I thought of the candy and plastic trinkets I buy for him and his two sisters for Easter every year, of the baskets I place in their rooms as they sleep—and I realized that these things, along with my strained attempts at an indoor Easter-egg hunt in the afternoon (we don’t have a yard), are all that my children know about what is arguably the most sacred holiday in all of Christianity, the religion in which I was raised.
Outside our window, the priest read a long passage aloud, and the crowd sang something in response. After a few more prayers, the congregation made its way down the block and into the church.
Turning from the window, my son repeated his question: “So, what are we?”
I looked at him and felt my face flush.
“We’re nothing.”
Like most upper-middle-class parents, my husband and I have worked out a strategy for every aspect of our children’s lives, from cord-blood banking and on-demand breastfeeding to extracurricular math classes and strict limits on screen time. Religion is the big exception. It’s something he (raised Jewish) and I (raised Protestant) keep meaning to address, yet year after year we manage to avoid it. Most days I can shrug this off. Who has the time? I think. And does it even matter? But as ambivalent as I am about organized religion, I recognize there is something to it. Participation in a religious community has been correlated with everything from self-esteem and overall hopefulness to the avoidance of substance abuse and teen pregnancy. So I worry: Am I depriving my children of an experience that will help shape their identities in a positive way and anchor them throughout their lives?
It turns out my husband and I are not alone. People like us even have a name. When national surveys ask, “With which religion are you affiliated?” and then list several possible answers, we’re the ones who check the box that reads, “None of the above.” Because of that, sociologists call us Nones. We Nones are atheists, agnostics, unchurched believers, “spiritual” types, lapsed Jews and Catholics, and people who just don’t care. Religiosity often has a natural kind of life cycle, in which people move away from religion in their teens and twenties, and then come back around when they marry and have kids. That’s not our story. We Nones move away but never come back.

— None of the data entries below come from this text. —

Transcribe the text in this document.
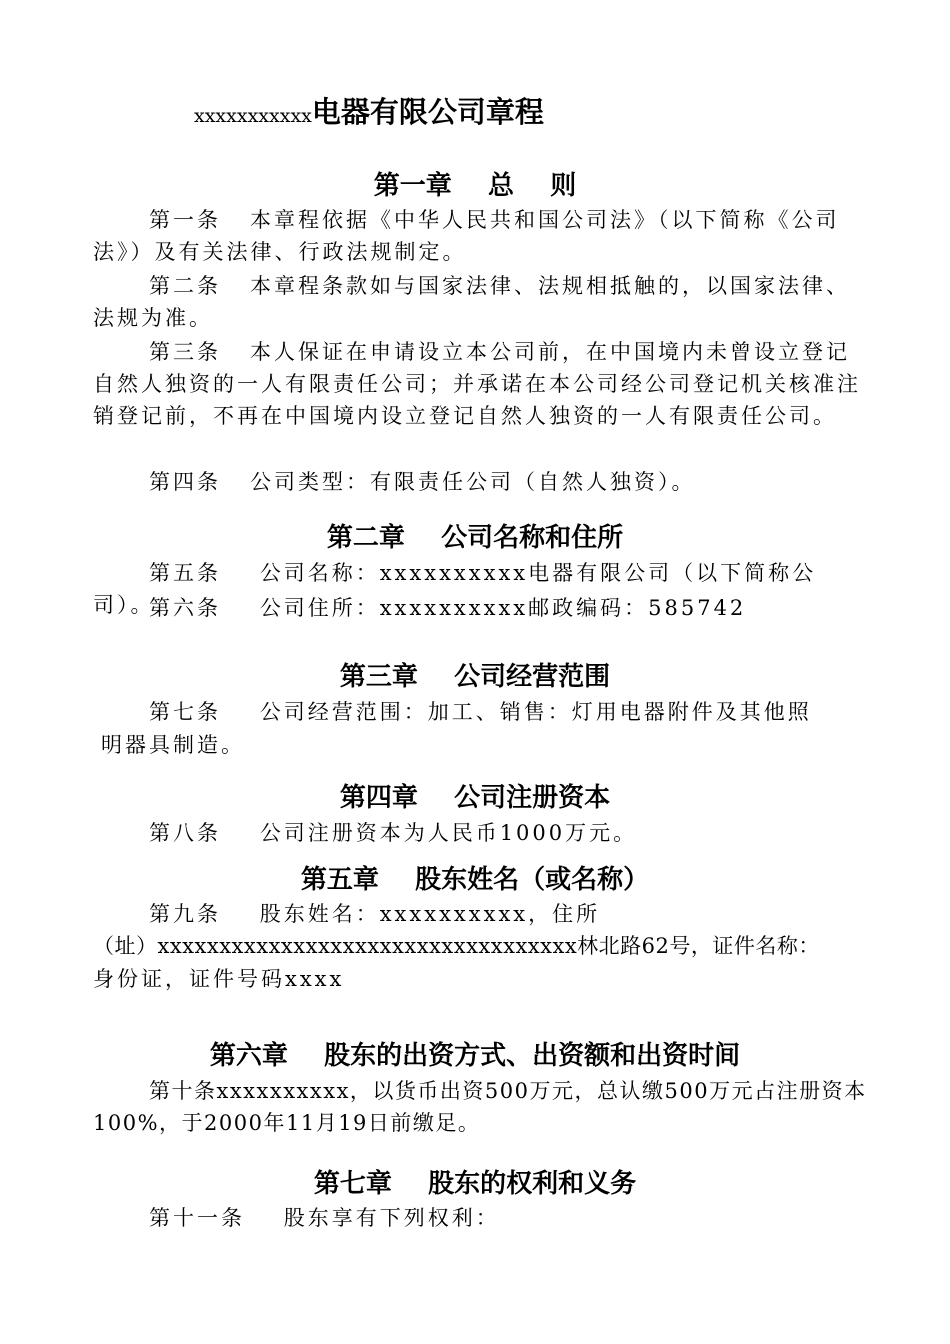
xxxxxxxxxxx电器有限公司章程
第一章    总    则
第一条   本章程依据《中华人民共和国公司法》（以下简称《公司法》）及有关法律、行政法规制定。
第二条   本章程条款如与国家法律、法规相抵触的，以国家法律、法规为准。
第三条   本人保证在申请设立本公司前，在中国境内未曾设立登记自然人独资的一人有限责任公司；并承诺在本公司经公司登记机关核准注销登记前，不再在中国境内设立登记自然人独资的一人有限责任公司。
第四条   公司类型：有限责任公司（自然人独资）。
第二章    公司名称和住所
第五条    公司名称：xxxxxxxxxx电器有限公司（以下简称公司）。
第六条    公司住所：xxxxxxxxxx邮政编码：585742
第三章    公司经营范围
第七条    公司经营范围：加工、销售：灯用电器附件及其他照
明器具制造。
第四章    公司注册资本
第八条    公司注册资本为人民币1000万元。
第五章    股东姓名（或名称）
第九条    股东姓名：xxxxxxxxxx，住所
（址）xxxxxxxxxxxxxxxxxxxxxxxxxxxxxxxxxx林北路62号，证件名称：
身份证，证件号码xxxx
第六章    股东的出资方式、出资额和出资时间
第十条xxxxxxxxxx，以货币出资500万元，总认缴500万元占注册资本100%，于2000年11月19日前缴足。
第七章    股东的权利和义务
第十一条    股东享有下列权利：
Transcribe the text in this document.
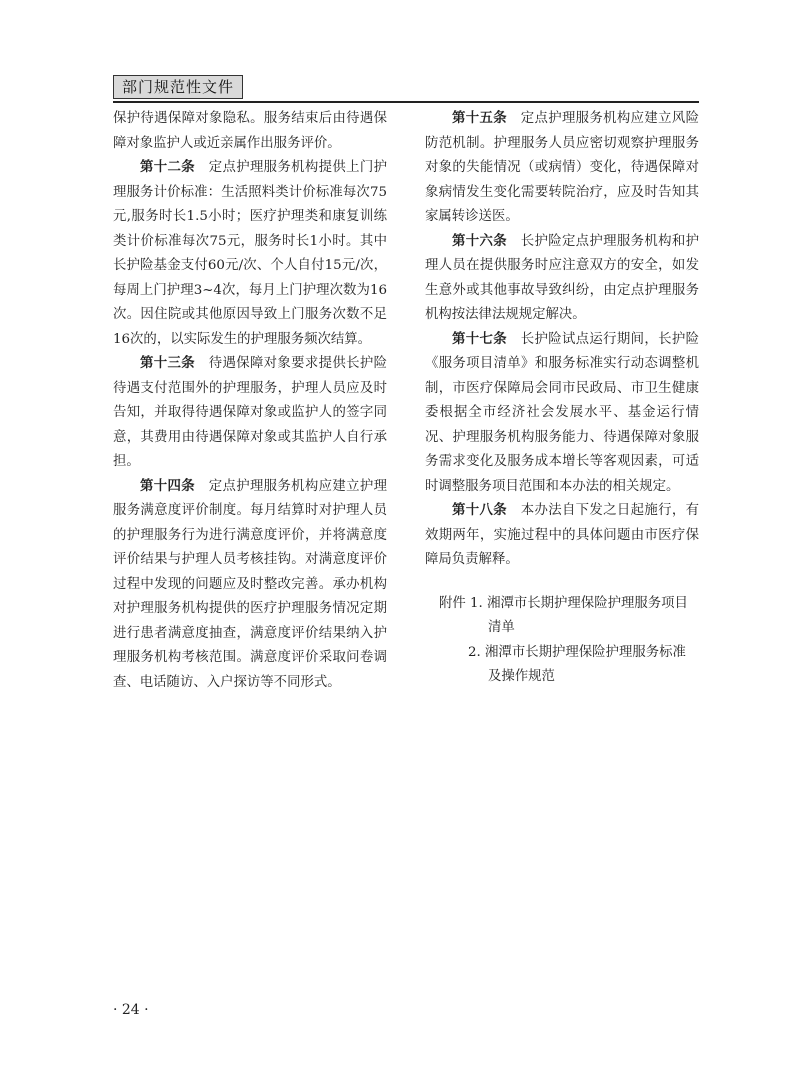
部门规范性文件

保护待遇保障对象隐私。服务结束后由待遇保障对象监护人或近亲属作出服务评价。

第十二条　 定点护理服务机构提供上门护理服务计价标准：生活照料类计价标准每次75元,服务时长1.5小时；医疗护理类和康复训练类计价标准每次75元，服务时长1小时。其中长护险基金支付60元/次、个人自付15元/次，每周上门护理3~4次，每月上门护理次数为16次。因住院或其他原因导致上门服务次数不足16次的，以实际发生的护理服务频次结算。

第十三条　 待遇保障对象要求提供长护险待遇支付范围外的护理服务，护理人员应及时告知，并取得待遇保障对象或监护人的签字同意，其费用由待遇保障对象或其监护人自行承担。

第十四条　 定点护理服务机构应建立护理服务满意度评价制度。每月结算时对护理人员的护理服务行为进行满意度评价，并将满意度评价结果与护理人员考核挂钩。对满意度评价过程中发现的问题应及时整改完善。承办机构对护理服务机构提供的医疗护理服务情况定期进行患者满意度抽查，满意度评价结果纳入护理服务机构考核范围。满意度评价采取问卷调查、电话随访、入户探访等不同形式。

第十五条　 定点护理服务机构应建立风险防范机制。护理服务人员应密切观察护理服务对象的失能情况（或病情）变化，待遇保障对象病情发生变化需要转院治疗，应及时告知其家属转诊送医。

第十六条　 长护险定点护理服务机构和护理人员在提供服务时应注意双方的安全，如发生意外或其他事故导致纠纷，由定点护理服务机构按法律法规规定解决。

第十七条　 长护险试点运行期间，长护险《服务项目清单》和服务标准实行动态调整机制，市医疗保障局会同市民政局、市卫生健康委根据全市经济社会发展水平、基金运行情况、护理服务机构服务能力、待遇保障对象服务需求变化及服务成本增长等客观因素，可适时调整服务项目范围和本办法的相关规定。

第十八条　 本办法自下发之日起施行，有效期两年，实施过程中的具体问题由市医疗保障局负责解释。

附件 1. 湘潭市长期护理保险护理服务项目
清单
2. 湘潭市长期护理保险护理服务标准
及操作规范
· 24 ·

And our numbers are growing. Twenty percent of American adults now say that they believe in nothing in particular. Forty-six million adults identify themselves as religiously unaffiliated, and 88 percent of them say they have no interest in joining a religious institution. This is a seismic cultural shift with the potential to profoundly reshape our society—not to mention our families.
To find out more about None parents like me, I called Christel Manning, a professor of religious studies at Sacred Heart University, in Fairfield, Connecticut. Confused about how to raise her own young daughter, Manning set out to study secular parents around the U.S. and was surprised to find that the Nones are a more diverse group than you might think. “At one end of the spectrum,” she told me, “are individuals who claim to be atheists and say, ‘I don’t believe in anything.’ And then there are individuals you might call seeker types, who say, ‘I’m not religious, but I’m spiritual. I believe in a higher power and I do yoga.’”
Manning said the third category, unchurched believers, have traditional religious views but don’t like religious organization. She told me that Nones raised Catholic or Jewish often feel a need to preserve their family heritage even if they don’t buy the theology or like the traditional practices. That’s what happened to my friend Genevieve, who grew up attending a Catholic church (which has since been turned into condos) near her house in Cambridge. As a child she shared a special bond with her grandmother, one that involved food and church. “She taught me that religion was just part of our lives,” Genevieve said one morning after we’d dropped our kids off at school. “If I was going through a hard time, she’d take me to the church in the North End, say a novena, and then we would go have something to eat. It was so nice.”